Jordan Peck (00:57:08) – Which version of your snowflake tables then goes into which version of your data models and which version of your visualization tool? And for discoverability. I think that that’s a world that needs to be improved a lot and some really nice vendors doing a lot of good stuff in there. And the other thing that I think is we talked about activation and the you know companies like high touch reverse ETL tools have done a wonderful job so far, but I’d love it even more if some of the visualization tools, some of the BI tools, look.
Jordan Peck (00:57:36) – I’ve done this a little bit in the past, but I’d love to see new players like Mode and Holistics and Hex do things where you can generate analysis from an interface and then sync those you know metrics, features, cohort, segments- to an activation point from the point of consumption rather than from a dedicated tool. I’m sure all of the vendors in that kind of space, in the data activation space and the visualization space, are probably already thinking about this.

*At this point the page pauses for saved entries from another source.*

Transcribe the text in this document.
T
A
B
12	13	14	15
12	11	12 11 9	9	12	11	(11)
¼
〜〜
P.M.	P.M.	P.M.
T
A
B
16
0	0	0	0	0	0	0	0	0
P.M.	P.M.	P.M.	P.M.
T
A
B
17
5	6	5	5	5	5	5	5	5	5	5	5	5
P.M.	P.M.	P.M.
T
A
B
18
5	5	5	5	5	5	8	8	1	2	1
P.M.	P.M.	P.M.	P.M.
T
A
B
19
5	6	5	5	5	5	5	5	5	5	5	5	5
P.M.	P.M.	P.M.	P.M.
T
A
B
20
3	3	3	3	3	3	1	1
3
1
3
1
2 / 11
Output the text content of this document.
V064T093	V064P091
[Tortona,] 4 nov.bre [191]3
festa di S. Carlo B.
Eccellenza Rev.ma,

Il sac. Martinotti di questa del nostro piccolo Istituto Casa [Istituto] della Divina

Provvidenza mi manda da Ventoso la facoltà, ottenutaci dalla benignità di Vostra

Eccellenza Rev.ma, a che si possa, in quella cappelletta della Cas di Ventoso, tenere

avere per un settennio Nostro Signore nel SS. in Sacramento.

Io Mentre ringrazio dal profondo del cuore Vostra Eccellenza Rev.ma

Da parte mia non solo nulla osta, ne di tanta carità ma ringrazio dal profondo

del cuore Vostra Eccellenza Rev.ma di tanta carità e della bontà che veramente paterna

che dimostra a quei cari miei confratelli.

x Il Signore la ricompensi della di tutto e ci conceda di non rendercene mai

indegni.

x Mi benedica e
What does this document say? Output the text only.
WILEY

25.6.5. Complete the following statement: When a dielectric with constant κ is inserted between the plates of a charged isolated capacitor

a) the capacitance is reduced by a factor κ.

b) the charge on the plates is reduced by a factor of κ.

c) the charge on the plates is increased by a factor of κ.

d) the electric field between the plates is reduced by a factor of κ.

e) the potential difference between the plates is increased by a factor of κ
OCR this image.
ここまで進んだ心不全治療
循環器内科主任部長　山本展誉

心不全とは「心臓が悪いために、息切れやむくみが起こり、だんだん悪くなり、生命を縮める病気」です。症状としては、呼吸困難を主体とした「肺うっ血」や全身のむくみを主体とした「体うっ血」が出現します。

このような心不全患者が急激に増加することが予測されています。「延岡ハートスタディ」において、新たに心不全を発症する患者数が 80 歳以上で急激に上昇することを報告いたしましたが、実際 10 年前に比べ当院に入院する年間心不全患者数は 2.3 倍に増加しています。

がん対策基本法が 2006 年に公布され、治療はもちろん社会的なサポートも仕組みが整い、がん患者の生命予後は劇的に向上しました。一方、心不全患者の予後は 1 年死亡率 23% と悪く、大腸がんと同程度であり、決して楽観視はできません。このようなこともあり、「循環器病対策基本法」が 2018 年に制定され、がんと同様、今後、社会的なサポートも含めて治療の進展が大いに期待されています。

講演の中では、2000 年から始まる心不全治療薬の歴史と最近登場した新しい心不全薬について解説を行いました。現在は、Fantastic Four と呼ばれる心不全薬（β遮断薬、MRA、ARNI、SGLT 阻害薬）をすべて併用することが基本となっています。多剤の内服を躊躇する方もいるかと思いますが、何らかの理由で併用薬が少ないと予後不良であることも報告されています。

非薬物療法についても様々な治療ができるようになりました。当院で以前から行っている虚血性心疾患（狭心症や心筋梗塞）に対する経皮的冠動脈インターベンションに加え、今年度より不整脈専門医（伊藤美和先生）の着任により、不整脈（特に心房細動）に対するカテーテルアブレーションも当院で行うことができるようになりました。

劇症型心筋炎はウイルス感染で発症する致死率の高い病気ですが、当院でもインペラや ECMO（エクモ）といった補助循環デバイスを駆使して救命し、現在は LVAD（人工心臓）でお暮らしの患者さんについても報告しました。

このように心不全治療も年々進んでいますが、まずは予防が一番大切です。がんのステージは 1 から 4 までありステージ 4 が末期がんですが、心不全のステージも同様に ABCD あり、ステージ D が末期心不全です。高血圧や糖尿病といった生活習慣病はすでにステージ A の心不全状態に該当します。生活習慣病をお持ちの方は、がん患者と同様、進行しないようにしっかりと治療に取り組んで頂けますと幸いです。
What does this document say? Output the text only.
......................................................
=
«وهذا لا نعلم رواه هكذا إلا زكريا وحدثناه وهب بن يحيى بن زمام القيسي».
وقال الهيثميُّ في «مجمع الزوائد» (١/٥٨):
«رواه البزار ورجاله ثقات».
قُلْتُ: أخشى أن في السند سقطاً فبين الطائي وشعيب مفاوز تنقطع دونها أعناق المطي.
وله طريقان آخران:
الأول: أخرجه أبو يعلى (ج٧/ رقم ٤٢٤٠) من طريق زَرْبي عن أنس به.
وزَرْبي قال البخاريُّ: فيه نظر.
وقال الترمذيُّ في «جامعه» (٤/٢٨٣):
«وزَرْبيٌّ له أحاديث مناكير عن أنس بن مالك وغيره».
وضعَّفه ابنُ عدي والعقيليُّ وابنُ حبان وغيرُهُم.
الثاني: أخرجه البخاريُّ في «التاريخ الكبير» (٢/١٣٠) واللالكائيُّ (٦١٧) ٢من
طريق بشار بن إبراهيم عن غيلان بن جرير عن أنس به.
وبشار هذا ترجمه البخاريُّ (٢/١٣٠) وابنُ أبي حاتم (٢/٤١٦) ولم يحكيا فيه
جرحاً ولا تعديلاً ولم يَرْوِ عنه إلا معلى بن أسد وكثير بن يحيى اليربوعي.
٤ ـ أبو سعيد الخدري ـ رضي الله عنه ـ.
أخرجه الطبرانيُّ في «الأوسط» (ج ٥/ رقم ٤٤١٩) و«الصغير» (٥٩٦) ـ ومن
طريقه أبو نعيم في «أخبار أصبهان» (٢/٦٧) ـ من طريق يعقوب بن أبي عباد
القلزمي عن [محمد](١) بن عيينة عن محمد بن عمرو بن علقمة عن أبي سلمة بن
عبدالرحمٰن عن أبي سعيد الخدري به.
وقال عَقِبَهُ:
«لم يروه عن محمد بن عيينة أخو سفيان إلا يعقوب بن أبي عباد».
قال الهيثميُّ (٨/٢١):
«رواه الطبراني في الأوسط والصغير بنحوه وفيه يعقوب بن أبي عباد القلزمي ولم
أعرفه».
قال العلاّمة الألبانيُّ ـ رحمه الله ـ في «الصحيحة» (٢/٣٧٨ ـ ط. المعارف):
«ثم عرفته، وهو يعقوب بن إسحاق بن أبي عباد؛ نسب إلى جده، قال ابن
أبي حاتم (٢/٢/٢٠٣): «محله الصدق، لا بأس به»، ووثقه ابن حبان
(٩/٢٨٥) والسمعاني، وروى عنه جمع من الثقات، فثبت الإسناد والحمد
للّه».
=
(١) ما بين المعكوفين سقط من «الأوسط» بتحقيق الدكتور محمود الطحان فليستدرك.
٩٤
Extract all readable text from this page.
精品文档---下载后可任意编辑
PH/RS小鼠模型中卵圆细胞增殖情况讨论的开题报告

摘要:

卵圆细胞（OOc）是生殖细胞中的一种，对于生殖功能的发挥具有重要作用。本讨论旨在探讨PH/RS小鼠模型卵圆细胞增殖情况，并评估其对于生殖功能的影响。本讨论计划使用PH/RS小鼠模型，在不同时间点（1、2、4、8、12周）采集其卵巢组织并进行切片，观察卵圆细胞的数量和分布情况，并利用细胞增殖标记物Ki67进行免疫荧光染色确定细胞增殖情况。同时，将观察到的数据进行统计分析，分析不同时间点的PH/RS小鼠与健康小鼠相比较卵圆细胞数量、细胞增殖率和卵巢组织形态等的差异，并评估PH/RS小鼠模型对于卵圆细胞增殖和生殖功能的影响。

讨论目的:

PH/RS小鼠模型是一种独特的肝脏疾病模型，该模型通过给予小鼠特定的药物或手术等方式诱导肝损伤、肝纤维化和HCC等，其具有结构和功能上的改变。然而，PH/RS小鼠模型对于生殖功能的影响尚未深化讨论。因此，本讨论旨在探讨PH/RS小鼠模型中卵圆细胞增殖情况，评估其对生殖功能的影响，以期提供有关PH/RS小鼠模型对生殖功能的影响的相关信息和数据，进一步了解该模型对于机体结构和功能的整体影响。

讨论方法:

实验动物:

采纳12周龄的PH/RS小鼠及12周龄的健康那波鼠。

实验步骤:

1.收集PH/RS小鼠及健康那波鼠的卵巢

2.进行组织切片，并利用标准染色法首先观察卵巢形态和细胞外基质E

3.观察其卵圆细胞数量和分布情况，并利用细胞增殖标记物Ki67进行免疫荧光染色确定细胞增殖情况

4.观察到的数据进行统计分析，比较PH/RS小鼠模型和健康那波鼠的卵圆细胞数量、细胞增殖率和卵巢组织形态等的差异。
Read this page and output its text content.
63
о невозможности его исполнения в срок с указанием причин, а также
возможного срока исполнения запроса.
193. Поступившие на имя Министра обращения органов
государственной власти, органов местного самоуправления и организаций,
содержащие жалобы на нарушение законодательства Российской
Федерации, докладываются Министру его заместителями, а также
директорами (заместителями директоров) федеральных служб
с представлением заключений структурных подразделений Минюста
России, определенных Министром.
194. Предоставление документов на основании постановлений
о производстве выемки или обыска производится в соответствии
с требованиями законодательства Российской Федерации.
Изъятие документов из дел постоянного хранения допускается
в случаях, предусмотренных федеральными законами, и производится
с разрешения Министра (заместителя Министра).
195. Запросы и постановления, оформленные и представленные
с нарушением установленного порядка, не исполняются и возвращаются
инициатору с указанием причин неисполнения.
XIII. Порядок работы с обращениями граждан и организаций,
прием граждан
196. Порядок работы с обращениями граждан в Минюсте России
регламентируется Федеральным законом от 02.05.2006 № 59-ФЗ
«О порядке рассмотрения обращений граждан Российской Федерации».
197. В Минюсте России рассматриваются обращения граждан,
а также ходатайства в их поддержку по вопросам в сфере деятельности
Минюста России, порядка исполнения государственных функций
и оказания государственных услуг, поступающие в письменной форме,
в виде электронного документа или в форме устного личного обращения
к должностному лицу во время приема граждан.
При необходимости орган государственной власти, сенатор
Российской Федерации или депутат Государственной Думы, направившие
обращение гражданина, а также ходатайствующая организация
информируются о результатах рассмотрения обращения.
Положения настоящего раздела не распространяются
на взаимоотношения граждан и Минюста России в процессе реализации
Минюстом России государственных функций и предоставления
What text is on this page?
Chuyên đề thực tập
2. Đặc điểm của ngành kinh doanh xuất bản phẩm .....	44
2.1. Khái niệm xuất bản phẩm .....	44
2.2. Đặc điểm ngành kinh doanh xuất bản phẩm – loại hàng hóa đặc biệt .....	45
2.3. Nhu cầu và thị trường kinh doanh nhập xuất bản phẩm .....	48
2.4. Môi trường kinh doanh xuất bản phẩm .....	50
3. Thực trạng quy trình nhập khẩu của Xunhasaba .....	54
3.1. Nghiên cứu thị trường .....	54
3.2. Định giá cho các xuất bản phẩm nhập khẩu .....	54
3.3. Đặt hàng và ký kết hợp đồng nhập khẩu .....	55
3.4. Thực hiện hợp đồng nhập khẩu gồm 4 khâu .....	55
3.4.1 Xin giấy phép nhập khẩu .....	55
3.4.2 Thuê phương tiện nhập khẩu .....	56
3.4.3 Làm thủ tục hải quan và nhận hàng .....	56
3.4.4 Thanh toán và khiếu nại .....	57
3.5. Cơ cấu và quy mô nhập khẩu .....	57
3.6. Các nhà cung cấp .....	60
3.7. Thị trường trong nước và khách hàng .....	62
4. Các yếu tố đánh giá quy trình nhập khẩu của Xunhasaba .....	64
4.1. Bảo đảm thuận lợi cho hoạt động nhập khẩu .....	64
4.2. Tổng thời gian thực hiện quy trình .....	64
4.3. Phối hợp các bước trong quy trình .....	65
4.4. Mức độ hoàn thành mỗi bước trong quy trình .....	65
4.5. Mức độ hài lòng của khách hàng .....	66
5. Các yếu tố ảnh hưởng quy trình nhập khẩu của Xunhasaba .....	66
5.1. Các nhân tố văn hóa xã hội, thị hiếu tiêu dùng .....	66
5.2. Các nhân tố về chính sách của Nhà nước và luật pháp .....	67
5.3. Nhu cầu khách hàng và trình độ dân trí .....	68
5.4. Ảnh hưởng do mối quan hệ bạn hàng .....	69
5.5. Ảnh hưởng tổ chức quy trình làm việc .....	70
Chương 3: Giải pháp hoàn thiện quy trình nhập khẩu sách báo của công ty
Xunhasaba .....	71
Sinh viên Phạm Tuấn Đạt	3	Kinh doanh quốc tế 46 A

Jordan Peck (00:58:09) – I know Salesforce and Tableau are definitely thinking about this, so I’d like to see that come out a bit more this year, cool, well, so first of all, thank you to you three- Jordan, Anthony, David- on the screen- a few calls to action for you all to think about.
Mike Maloney (00:58:27) – If you want to learn more- and I definitely encourage this- register for the Spring Martech conference right. We have our customer case studies available online at Snowplow, you can request a demo. And lastly, if you want to learn more about marketing attribution and return on ad spend, you can download our 101 guide. So with that, thank you to Martech, I’ll hand it back to Cynthia and everyone. Have a great day.
Cynthia Ramasaran (00:58:57) – Thanks so much, Mike. I did pin those resources for our audience to go ahead and download it. Thank you all on this panel for this engaging presentation and if we didn’t get to your question, we will be sure to pass it along to the panel. Thanks everyone. We hope you join us again soon.
All (00:59:14) – Take care, thank you, thank you, thanks everyone.